According to the World Economic Forum’s The Global Risks Report 2022, 42 percent of business and government leaders believe volatility and surprises will reign over the next three years. And those threats can have long-term consequences.
Reducing the Element of Surprise! - Rethinking Risk Management
There’s also a need to drill down on existing risk mitigation efforts, says Yasir Masood, PMI-RMP, PMP, project and risk consultant, GleeYM, Toronto. Masood develops risk register supporting documents like mind maps, influence diagrams and decision trees. He also performs “What if?” analyses to assess different scenarios, particularly unknown risks.
“My goal is to keep the risk register simple and easy to understand by all stakeholders,” says Masood, who served on a committee this year to update PMI’s Risk Management Professional (PMI-RMP)® certification exam. “People try to add information to the risk register, and it creates confusion, particularly when the risk register is reviewed by the top management and people who are not directly involved. So my goal is to keep it simple and to the point so everyone in the organization can understand the language and context.”
Seeking Smart Solutions
AI and machine learning can be particularly helpful to assess risks for supply chain interruption and during infrastructure or environmental projects, Masood says. But he cautions project leaders to not blindly follow bots—they need to balance those insights against human input and analysis.
“Projects are for people and managed by the people,” Masood says.

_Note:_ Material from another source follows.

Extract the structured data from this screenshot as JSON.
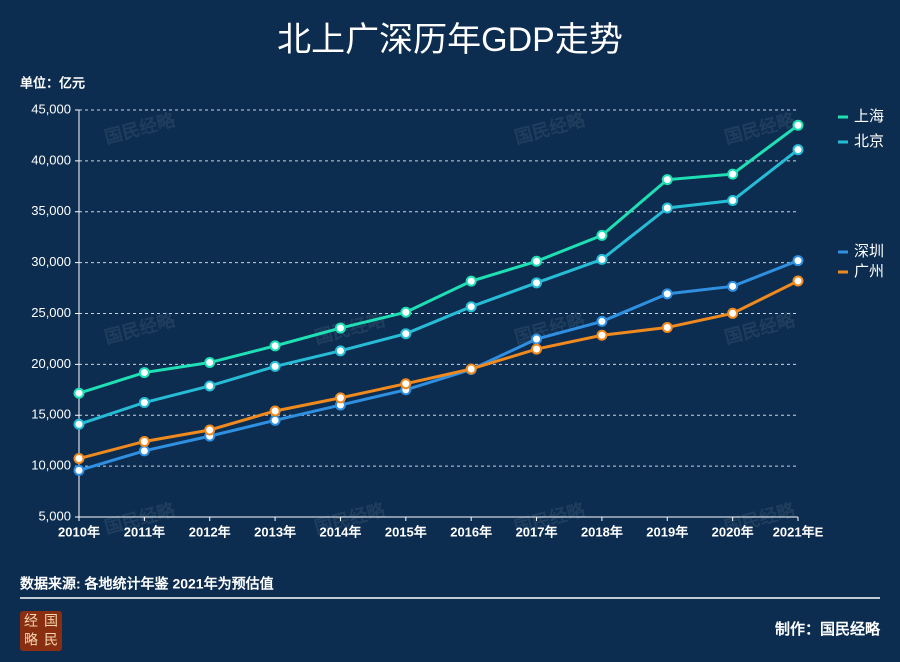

While it’s good that AI and other tech tools are being used to maximize productivity and improve projects, many people who are change-averse get biased and try to find ways to make the technology fail, resulting in cost overruns and delays Masood says. Beyond that, AI can’t account for valuable feedback from major stakeholders who have the power to apply pressure that can either delay or stop a project. Software can help teams select a route for a pipeline or railway based on available data, but AI-driven decisions can be rejected or changed based on feedback from community members as well as government and regulatory bodies.
“Therefore, balance is important between people and AI while decision making,” Masood says.
Case in point: The European Space Agency says the planned 2022 launch of its first Mars rover will likely be delayed by at least four years after it suspended relations with Russia’s Roscosmos space agency, a project partner, because of Russia’s invasion of Ukraine. The postponement will also force scientists to wait for the mission’s ultimate payoff: critical research data. Meanwhile, supply chain barriers have slowed the launch of solar farm projects in South Africa. Potential project backers retreated amid the rising costs of shipping photovoltaic panels, putting on hold plans to build out more sustainable energy in the region.